Wat Johannes zo boeiend maakt is zijn dubbel verzet. Verzet tegen de Esseense sekte en de idee dat men zich moet gaan isoleren om toekomst te hebben. En anderzijds zijn verzet tegen de bestaande cultus, het Joodse geloof zoals het zich had gesetteld. Beide vormen hadden volgens hem geen toekomst. Ik vind hem daarom zo actueel als maar mogelijk. We zien dat ook vandaag sommigen menen dat alleen een kleine groep van ‘zuiveren’, zeg maar conservatieven, de toekomst van de Kerk zullen bewerken. En we zien anderzijds hoe het instituut Kerk worstelt met haar identiteit. Ze heeft nog een lange tocht door de woestijn te gaan eer ze tot echte bescheidenheid komt en de weg van de zelfontlediging durft gaan zoals ook Jezus deed. Of zoals paus Franciscus zei: De Kerk moet ‘veldhospitaal’ worden: onbekommerd om zichzelf maar steun biedend waar mogelijk. De roep van Johannes blijft zinderen tot bij ons vandaag.
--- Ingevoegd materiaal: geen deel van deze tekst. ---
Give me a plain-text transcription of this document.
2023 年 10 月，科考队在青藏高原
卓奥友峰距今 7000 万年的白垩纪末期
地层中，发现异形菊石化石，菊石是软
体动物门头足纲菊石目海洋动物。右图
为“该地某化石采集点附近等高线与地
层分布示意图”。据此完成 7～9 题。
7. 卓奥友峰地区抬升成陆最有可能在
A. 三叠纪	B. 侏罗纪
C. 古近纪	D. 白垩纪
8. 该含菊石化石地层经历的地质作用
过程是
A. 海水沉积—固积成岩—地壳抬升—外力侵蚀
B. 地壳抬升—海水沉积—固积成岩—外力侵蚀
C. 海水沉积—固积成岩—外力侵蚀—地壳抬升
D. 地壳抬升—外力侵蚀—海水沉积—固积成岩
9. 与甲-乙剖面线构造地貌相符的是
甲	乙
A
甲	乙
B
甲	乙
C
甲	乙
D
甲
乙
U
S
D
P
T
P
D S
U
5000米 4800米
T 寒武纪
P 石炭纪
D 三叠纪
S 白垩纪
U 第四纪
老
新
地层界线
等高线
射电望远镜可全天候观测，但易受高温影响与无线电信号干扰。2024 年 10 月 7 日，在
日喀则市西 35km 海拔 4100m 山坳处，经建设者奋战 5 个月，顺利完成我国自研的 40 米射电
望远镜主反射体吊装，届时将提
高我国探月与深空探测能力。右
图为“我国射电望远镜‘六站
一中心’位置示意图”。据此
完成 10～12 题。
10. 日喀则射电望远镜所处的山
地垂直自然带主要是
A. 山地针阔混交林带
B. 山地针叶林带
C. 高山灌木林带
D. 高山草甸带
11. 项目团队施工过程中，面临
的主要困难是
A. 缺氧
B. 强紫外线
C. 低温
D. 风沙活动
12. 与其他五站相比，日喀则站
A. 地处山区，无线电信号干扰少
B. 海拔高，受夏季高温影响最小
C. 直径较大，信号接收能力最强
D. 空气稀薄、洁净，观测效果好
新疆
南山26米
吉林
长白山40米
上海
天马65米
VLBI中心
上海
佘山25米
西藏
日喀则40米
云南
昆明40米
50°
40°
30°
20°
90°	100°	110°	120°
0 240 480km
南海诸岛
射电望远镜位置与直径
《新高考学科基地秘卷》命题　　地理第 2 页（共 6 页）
We staan in deze tijd van de Advent op de drempel van een grondig en belangrijk gebeuren: God die radicaal oplicht in de gestalte van een mens. Die niet alleen in deze figuur van Jezus mens wil worden maar in elk van ons. Hoe maken we ons beschikbaar om dit wonder aan ons te laten gebeuren? Hoe worden we geschikt om de uitnodiging of het geschenk vanwege God te horen en ons eraan toe te vertrouwen? Hoe kan Kerstmis voor ons werkelijk worden?